The United Arab Emirates announced on Monday an ambitious follow-up mission: a grand tour of the asteroid belt, building on the success of its Hope spacecraft, which is now orbiting and studying Mars.
Launch of the MBR Explorer spacecraft is planned for 2028. The spacecraft was named after Sheikh Mohammed bin Rashid al-Maktoum, the ruler of Dubai and the prime minister of the United Arab Emirates. The spacecraft is scheduled to arrive at the 1.4-mile-wide asteroid Westerwald in February 2030, and will then go on to six more objects in the asteroid belt between Mars and Jupiter.
Most fascinating is the seventh discovered asteroid, named Justitia. Justitia, which has a diameter of around 30 miles, has an unusually crimson colour for an asteroid. It more closely resembles the tiny ice planets that circle the sun beyond Neptune’s orbit in the Kuiper belt.
Because of this, astronomers believe Justitia originated far out in the solar system and was dragged in by the larger planets’ varying orbits, where it ultimately became part of the asteroid belt.
In October 2034, the MBR Explorer will get within a few hundred feet of Justitia to examine it for at least seven months using cameras and spectrometers that can determine the asteroid’s composition, including the existence of water. The carbon-based molecules, which constitute the foundation of all life, are thought to be the source of the reddish hue. A tiny lander will also be released from the spaceship to settle on Justitia’s surface.
The MBR Explorer will weigh over two tonnes, making it far heavier than the Emirates’ Hope spacecraft, which made a trip to Mars. during the first six asteroids, the spacecraft will be travelling at high speeds during its flybys, requiring accurate navigation to keep the instruments pointing in the right direction.
Additionally, all of the planned flybys can only be accomplished if the spacecraft launches during a three-week window in March of 2028. If it can’t launch at that time, the whole mission will need to be rethought, perhaps with new targets among the asteroids.
The United Arab Emirates is a novice to space travel despite being an oil-rich nation somewhat smaller in size than the state of Maine. Its first space programme didn’t launch for another two decades.
As part of a larger effort to kickstart a high-tech economy in the nation in anticipation of a future when petroleum flows less abundantly, it is becoming more active in space today. One of its astronauts, Sultan al-Neyadi, is presently stationed in space at the International Space Station as part of this effort.
The first Emirati satellite, named DubaiSat-1, was launched in 2009. Although the satellite itself was built in South Korea, Emirati engineers served as interns there. KhalifaSat, a satellite designed to observe Earth, was constructed by the Mohammed bin Rashid Space facility in Dubai in 2018, nine years after the facility first opened.
The Emirates once again brought in international assistance from the Laboratory for Atmospheric and Space Physics at the University of Colorado Boulder for the Mars mission, its first journey deeper into the solar system.
Hope lifted off in July of 2020 and made it to Mars orbit 7 months later. The rate at which Mars’ thin atmosphere escapes into space is a topic of ongoing research. This includes the effects of meteorological phenomena like dust storms in the lower atmosphere. Recently, it took detailed pictures of Mars’s smaller moon, Deimos.
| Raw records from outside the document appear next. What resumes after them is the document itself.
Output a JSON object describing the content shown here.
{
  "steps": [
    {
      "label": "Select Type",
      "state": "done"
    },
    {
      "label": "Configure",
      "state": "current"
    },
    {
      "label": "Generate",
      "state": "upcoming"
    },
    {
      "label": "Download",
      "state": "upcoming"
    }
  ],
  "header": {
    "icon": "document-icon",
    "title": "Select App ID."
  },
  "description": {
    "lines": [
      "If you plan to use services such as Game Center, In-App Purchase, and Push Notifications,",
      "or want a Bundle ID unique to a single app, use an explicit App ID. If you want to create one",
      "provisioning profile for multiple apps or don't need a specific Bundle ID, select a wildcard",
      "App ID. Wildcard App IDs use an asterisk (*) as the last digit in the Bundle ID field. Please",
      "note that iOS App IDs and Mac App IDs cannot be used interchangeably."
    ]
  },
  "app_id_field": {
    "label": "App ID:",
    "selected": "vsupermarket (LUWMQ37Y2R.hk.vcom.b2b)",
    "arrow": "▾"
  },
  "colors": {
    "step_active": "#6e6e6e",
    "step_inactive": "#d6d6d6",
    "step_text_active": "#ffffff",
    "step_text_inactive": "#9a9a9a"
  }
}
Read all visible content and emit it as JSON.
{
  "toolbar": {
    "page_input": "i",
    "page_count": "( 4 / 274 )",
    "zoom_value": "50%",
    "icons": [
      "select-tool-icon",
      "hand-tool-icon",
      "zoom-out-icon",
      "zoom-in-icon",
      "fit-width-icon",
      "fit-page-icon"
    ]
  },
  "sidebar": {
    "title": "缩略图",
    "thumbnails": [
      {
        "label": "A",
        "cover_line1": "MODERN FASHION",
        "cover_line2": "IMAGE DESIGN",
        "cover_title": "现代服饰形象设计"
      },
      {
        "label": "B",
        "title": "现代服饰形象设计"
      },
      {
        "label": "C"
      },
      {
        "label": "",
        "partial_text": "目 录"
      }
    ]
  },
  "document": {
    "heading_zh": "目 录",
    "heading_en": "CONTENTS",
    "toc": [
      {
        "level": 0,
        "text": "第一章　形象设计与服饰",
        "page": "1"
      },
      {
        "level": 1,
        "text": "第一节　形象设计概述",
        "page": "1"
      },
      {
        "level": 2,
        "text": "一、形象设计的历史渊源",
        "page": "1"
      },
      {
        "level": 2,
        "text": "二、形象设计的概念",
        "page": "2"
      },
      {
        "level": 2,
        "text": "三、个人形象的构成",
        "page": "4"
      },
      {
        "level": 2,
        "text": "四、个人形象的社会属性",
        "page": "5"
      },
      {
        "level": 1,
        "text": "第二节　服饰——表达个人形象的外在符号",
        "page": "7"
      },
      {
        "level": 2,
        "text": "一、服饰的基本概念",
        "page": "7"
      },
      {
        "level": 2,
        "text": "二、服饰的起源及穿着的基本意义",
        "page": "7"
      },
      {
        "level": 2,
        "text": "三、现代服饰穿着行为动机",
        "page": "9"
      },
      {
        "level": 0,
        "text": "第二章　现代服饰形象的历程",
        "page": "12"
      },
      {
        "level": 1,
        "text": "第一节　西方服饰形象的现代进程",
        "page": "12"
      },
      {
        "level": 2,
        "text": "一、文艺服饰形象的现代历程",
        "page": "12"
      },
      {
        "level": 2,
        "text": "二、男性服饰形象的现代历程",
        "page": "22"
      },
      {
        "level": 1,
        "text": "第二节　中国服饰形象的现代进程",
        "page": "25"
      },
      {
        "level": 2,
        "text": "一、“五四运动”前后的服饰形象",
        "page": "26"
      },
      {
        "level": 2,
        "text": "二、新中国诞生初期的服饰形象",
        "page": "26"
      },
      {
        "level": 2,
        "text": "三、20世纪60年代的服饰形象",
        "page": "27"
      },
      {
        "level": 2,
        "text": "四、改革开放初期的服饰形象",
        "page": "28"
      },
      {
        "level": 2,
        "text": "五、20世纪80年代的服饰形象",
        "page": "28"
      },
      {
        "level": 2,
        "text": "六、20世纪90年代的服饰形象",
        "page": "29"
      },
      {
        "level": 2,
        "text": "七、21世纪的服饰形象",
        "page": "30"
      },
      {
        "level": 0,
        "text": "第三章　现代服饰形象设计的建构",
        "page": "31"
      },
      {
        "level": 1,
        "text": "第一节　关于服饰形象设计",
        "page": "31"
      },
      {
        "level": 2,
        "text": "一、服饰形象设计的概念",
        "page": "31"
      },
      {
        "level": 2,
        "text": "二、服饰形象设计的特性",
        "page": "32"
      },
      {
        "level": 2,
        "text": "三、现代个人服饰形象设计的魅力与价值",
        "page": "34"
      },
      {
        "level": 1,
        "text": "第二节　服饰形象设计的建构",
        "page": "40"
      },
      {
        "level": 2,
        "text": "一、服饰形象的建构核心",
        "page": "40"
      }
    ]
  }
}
Where to go from here was a topic of discussion among Emirati space leaders. After the Emirates Mars mission, “we looked at the whole solar system in terms of what happens next,” Ms. al-Amiri said.
The Colorado laboratory would have “an even more intense involvement” in the next asteroid expedition, according to Pete Withnell, who managed the Emirates’ journey to Mars.
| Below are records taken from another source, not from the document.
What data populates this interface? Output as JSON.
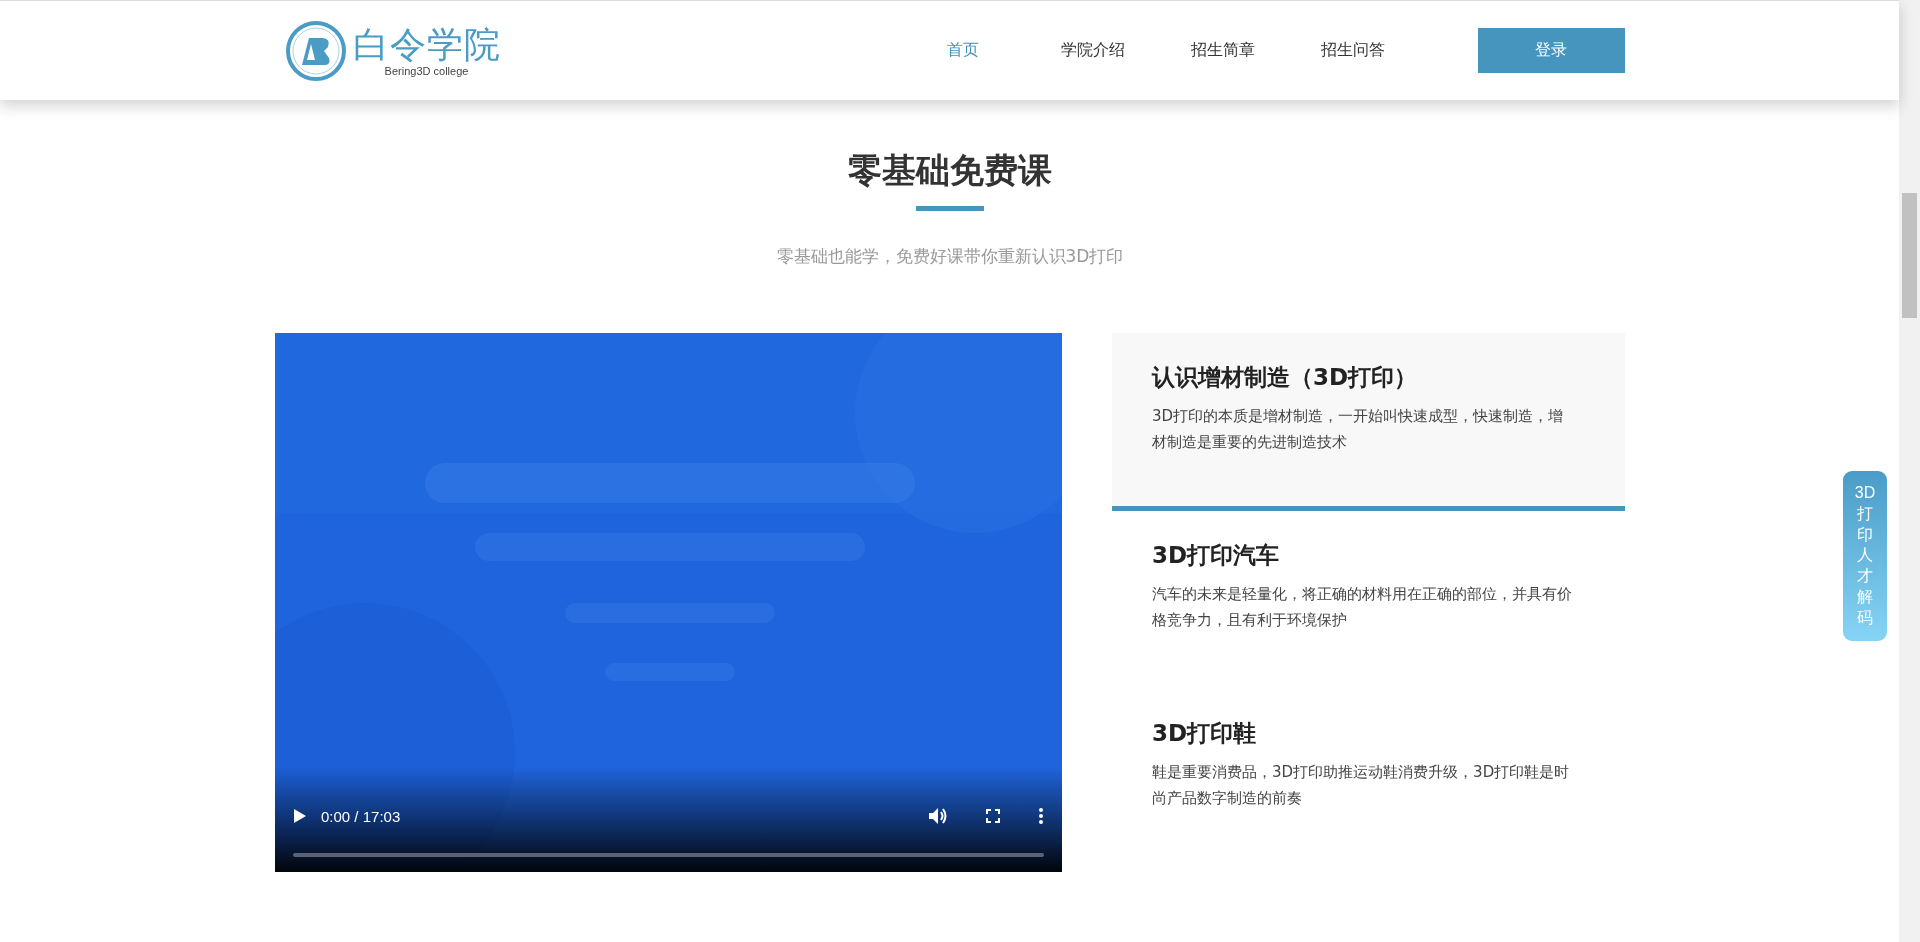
{
  "header": {
    "logo": {
      "name": "白令学院",
      "tagline": "Bering3D college"
    },
    "nav": [
      {
        "label": "首页",
        "selected": true
      },
      {
        "label": "学院介绍",
        "selected": false
      },
      {
        "label": "招生简章",
        "selected": false
      },
      {
        "label": "招生问答",
        "selected": false
      }
    ],
    "login_button": "登录"
  },
  "section": {
    "title": "零基础免费课",
    "subtitle": "零基础也能学，免费好课带你重新认识3D打印"
  },
  "video": {
    "kind": "picture",
    "time": "0:00 / 17:03"
  },
  "courses": [
    {
      "title": "认识增材制造（3D打印）",
      "description": "3D打印的本质是增材制造，一开始叫快速成型，快速制造，增材制造是重要的先进制造技术",
      "selected": true
    },
    {
      "title": "3D打印汽车",
      "description": "汽车的未来是轻量化，将正确的材料用在正确的部位，并具有价格竞争力，且有利于环境保护",
      "selected": false
    },
    {
      "title": "3D打印鞋",
      "description": "鞋是重要消费品，3D打印助推运动鞋消费升级，3D打印鞋是时尚产品数字制造的前奏",
      "selected": false
    }
  ],
  "side_tab": "3D打印人才解码"
}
While working on the Hope spacecraft, several Emiratis went from knowing nothing about aerospace to being among the mission’s top commanders. Mr. al-Awadhi, a former Emirates airline maintenance engineer and now the mission’s chief systems engineer, is one example.
Mr. Withnell said that more groups were participating and that the new spacecraft may be constructed in Colorado once again. Malin Space Science Systems out of San Diego is responsible for manufacturing the two cameras, while the Italian Space Agency is contributing one of the spectrometer equipment.
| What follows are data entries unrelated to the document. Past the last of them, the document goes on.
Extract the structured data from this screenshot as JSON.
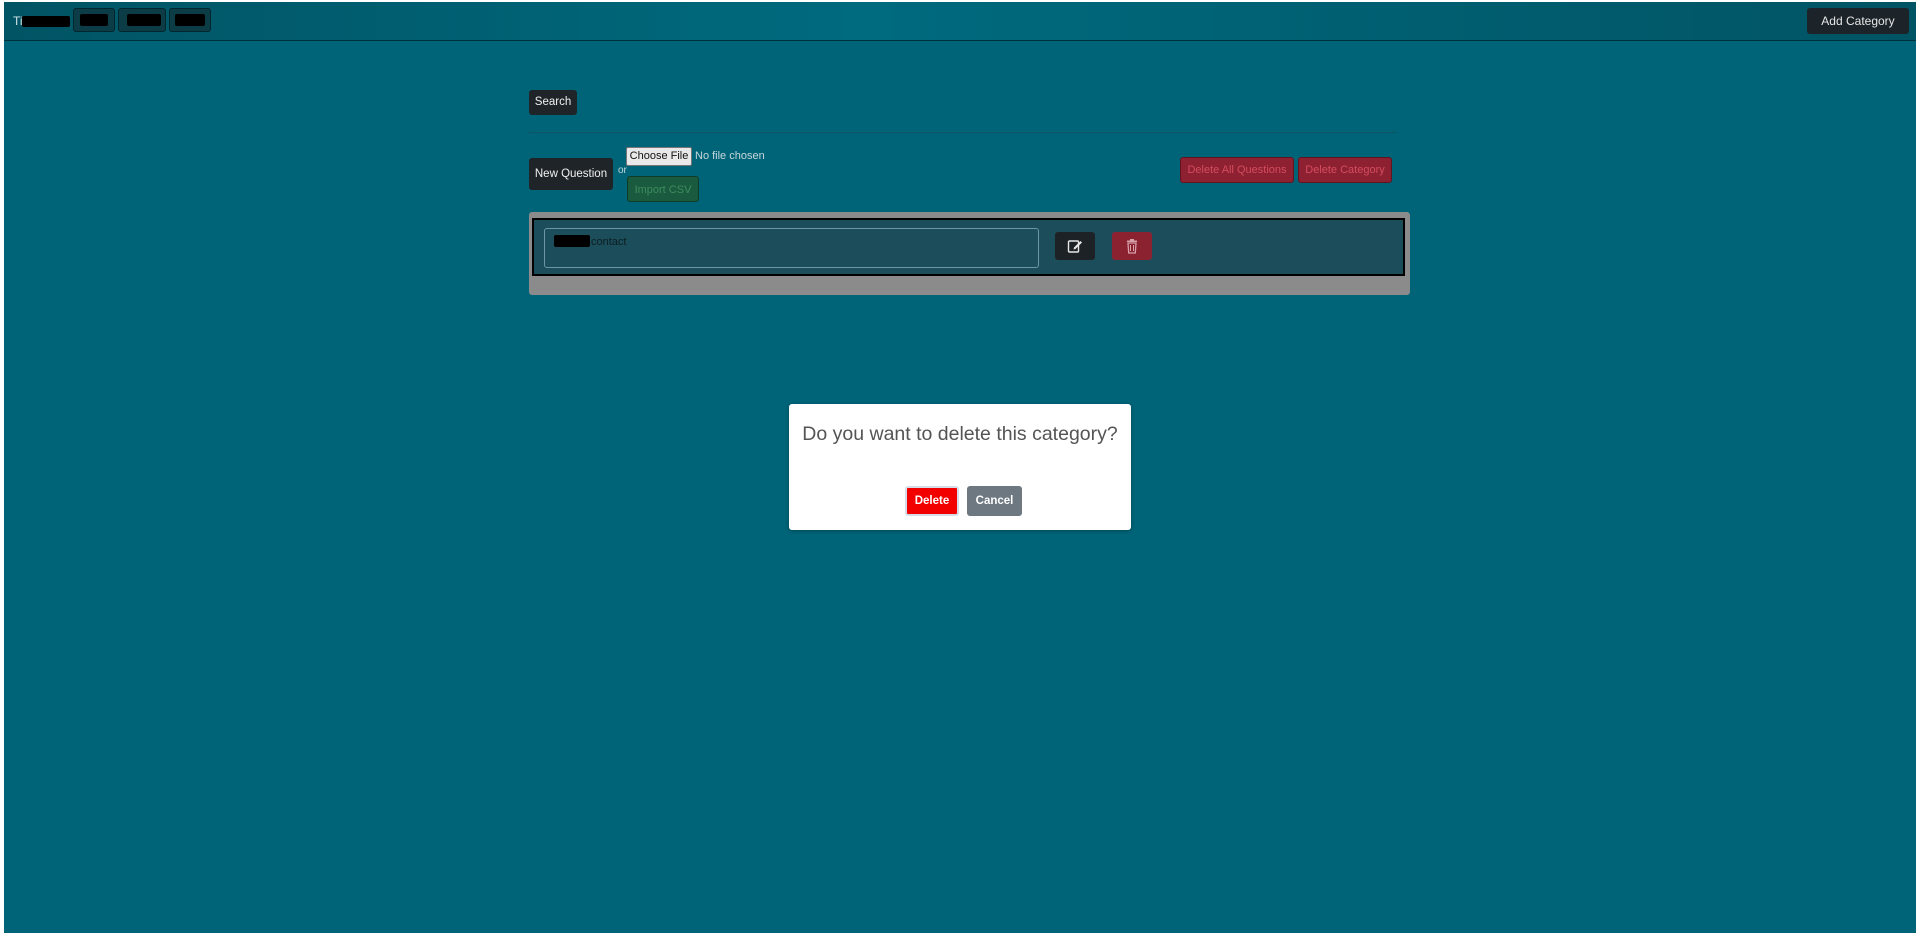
{
  "navbar": {
    "brand": "Ti",
    "nav_items": [
      "",
      "",
      ""
    ],
    "add_category_label": "Add Category"
  },
  "toolbar": {
    "search_label": "Search",
    "new_question_label": "New Question",
    "or_text": "or",
    "choose_file_label": "Choose File",
    "no_file_text": "No file chosen",
    "import_csv_label": "Import CSV",
    "delete_all_questions_label": "Delete All Questions",
    "delete_category_label": "Delete Category"
  },
  "questions": [
    {
      "text": "contact"
    }
  ],
  "modal": {
    "title": "Do you want to delete this category?",
    "delete_label": "Delete",
    "cancel_label": "Cancel"
  },
  "icons": {
    "edit": "edit-icon",
    "delete": "trash-icon"
  },
  "colors": {
    "page_bg": "#006478",
    "danger": "#f20000",
    "secondary": "#6e7881"
  }
}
MBR Explorer’s diverse sample of asteroids will provide valuable scientific benchmarks for future missions to comparable asteroids like NASA’s Lucy (scheduled for flight in 2021).
If Justitia is really an intruder from the solar system’s outskirts, planetary scientists may be able to determine this. Other bodies, however, have a greyish reddish colour and are assumed to be objects from the Kuiper belt that have been pulled closer to the sun. What he meant by that was that the closer you got to it, the more of the red substance was being burned off by the sun.